Madavyā chamou os servos que se apressavam; num abrir e fechar de olhos, os elefantes foram ajaezados e os cavalos atrelados; os guardas cingiam os cinturões, os caçadores pegavam nas suas lanças, os archeiros nos seus arcos, e os pescadores lançavam as suas redes aos ombros.
Os pesados batentes de oiro maciço abriram-se lentamente, e o Rei, no seu carro resplandecente, partiu para a caça, seguido por uma grande escolta.
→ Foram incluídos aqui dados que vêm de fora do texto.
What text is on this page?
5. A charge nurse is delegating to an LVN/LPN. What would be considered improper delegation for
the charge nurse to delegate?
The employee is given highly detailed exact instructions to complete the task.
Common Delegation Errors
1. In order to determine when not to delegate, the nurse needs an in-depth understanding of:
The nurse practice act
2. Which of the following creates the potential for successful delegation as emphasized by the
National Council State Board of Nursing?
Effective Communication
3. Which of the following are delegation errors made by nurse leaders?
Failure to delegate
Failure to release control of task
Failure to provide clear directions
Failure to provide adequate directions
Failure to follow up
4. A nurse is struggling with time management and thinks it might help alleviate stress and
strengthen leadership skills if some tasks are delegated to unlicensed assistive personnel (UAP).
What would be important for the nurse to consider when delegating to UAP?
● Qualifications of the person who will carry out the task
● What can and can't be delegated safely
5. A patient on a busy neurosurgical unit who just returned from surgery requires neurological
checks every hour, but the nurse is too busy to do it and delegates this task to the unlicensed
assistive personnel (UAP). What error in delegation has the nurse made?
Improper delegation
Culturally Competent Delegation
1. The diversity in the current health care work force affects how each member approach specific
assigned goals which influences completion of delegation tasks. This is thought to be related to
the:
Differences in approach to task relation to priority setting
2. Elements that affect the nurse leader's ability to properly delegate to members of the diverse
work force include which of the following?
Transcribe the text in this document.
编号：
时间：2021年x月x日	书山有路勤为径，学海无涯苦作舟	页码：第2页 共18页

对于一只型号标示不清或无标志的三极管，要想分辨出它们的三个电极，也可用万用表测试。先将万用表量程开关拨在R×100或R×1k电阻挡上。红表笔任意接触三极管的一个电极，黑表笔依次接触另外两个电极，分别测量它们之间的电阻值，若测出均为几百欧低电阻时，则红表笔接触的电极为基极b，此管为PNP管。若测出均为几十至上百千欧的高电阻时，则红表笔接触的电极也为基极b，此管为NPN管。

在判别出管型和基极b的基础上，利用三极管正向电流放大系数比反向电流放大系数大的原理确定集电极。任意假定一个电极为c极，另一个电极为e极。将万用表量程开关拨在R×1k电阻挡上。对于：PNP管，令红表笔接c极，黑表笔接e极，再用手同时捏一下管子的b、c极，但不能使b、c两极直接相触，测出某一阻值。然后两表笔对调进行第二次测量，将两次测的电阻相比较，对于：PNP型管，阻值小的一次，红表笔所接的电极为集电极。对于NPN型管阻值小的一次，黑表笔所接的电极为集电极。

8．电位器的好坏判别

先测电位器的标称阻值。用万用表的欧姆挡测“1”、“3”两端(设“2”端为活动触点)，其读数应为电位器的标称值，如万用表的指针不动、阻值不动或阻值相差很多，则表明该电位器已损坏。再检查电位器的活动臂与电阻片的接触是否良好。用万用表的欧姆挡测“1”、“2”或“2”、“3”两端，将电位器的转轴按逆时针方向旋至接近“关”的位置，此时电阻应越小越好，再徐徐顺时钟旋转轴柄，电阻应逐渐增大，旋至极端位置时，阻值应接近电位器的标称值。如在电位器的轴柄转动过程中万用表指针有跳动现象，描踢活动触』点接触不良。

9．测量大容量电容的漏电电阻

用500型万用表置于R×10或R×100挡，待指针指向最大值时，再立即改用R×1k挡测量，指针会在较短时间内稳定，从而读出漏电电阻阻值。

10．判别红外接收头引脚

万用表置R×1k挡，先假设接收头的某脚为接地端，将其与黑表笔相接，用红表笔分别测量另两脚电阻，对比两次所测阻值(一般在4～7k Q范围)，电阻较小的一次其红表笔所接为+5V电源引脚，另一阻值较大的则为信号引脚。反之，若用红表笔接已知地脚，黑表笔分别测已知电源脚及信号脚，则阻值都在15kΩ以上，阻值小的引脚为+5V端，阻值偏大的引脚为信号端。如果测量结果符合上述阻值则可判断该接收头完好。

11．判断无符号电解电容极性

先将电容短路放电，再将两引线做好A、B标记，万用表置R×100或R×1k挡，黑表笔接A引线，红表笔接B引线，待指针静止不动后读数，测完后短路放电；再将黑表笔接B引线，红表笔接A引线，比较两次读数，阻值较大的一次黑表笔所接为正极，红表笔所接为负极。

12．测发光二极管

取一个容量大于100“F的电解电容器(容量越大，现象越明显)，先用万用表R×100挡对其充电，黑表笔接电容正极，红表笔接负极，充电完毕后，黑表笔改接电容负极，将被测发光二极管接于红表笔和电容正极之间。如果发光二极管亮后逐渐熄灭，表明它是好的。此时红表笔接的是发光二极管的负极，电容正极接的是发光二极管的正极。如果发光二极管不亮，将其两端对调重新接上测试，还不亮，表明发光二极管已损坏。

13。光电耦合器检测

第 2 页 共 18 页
De cada lado do carro marchavam dois elefantes reais, agitando os enxota-moscas, e os portadores do guarda-sol erguiam bem alto o pálio real; a fechar o cortejo, e escarranchado num cavalo coxo, avançava o Bufão do Rei.
A Caça
Ao som das trombetas e pelos caminhos tortuosos, o Rei chegou enfim ao sítio mais denso da floresta. Imediatamente, os homens prepararam suas armas: os passarinheiros estenderam as armadilhas duma árvore à outra; os pescadores lançaram as redes nos lagos e ribeiras, enquanto que os soldados e vassalos cercavam a floresta.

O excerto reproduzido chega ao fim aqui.